PR readiness is mandatory. You MUST keep iterating until the PR is fully ready. A PR is fully ready only when: (1) Codex explicitly approves, (2) all Codex review threads are resolved, and (3) all required CI checks pass. You MUST NOT report success or stop the loop before these conditions are met.
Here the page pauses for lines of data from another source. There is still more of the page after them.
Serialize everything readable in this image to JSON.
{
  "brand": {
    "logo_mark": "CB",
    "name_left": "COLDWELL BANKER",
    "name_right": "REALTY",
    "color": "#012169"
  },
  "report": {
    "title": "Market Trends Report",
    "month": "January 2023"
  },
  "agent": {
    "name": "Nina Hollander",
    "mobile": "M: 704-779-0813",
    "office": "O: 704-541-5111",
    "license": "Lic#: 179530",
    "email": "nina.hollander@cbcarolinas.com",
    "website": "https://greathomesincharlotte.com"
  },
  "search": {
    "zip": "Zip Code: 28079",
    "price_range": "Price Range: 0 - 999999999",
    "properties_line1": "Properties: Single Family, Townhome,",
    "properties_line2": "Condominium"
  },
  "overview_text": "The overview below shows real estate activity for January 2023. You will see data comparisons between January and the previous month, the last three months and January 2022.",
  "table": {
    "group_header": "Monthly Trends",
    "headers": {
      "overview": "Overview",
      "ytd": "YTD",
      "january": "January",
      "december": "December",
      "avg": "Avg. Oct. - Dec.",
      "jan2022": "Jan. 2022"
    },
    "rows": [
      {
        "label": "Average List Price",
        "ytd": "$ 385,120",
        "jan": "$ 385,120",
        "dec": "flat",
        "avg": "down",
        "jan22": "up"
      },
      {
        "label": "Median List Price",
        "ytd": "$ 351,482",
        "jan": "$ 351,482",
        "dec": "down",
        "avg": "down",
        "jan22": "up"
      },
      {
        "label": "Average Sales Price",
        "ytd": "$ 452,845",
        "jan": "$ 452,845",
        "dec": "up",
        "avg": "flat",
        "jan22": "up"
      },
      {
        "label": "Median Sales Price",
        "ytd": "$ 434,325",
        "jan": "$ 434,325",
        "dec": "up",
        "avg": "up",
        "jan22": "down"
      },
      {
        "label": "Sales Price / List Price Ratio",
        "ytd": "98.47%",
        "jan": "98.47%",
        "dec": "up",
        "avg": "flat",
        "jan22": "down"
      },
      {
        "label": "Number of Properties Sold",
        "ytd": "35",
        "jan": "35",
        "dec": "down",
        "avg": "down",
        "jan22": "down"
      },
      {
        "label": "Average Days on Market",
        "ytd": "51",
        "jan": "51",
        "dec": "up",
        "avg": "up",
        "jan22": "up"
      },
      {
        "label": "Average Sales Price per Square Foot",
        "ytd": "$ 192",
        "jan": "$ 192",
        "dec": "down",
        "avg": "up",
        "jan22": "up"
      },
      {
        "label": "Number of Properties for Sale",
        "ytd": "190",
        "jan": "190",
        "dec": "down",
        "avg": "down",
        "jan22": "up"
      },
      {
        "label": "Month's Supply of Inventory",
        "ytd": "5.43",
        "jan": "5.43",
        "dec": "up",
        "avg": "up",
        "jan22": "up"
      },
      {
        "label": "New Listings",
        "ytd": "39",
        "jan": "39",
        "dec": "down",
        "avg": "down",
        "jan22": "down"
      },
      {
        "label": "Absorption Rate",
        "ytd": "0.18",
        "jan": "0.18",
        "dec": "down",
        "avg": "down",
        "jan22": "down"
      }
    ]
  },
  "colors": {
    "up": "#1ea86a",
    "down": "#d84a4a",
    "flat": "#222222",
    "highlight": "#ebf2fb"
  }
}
When a PR exists, you MUST remain in this loop until the PR is fully ready:
- Push your latest fixes.
- Run local validation (
make verify-vendor,make test,make build,make lint). - Request review with
@codex review. - Run
./scripts/wait_pr_ready.sh <pr_number>(it polls Codex + required checks concurrently and fails fast). - If Codex leaves comments, address them, resolve threads with
./scripts/resolve_pr_comment.sh <thread_id>, push, and repeat. - If checks/mergeability fail, fix issues locally, push, and repeat.
The only early-stop exception is when the reviewer is clearly misunderstanding the intended change and further churn would be counterproductive. In that case, leave a clarifying PR comment and pause for human direction.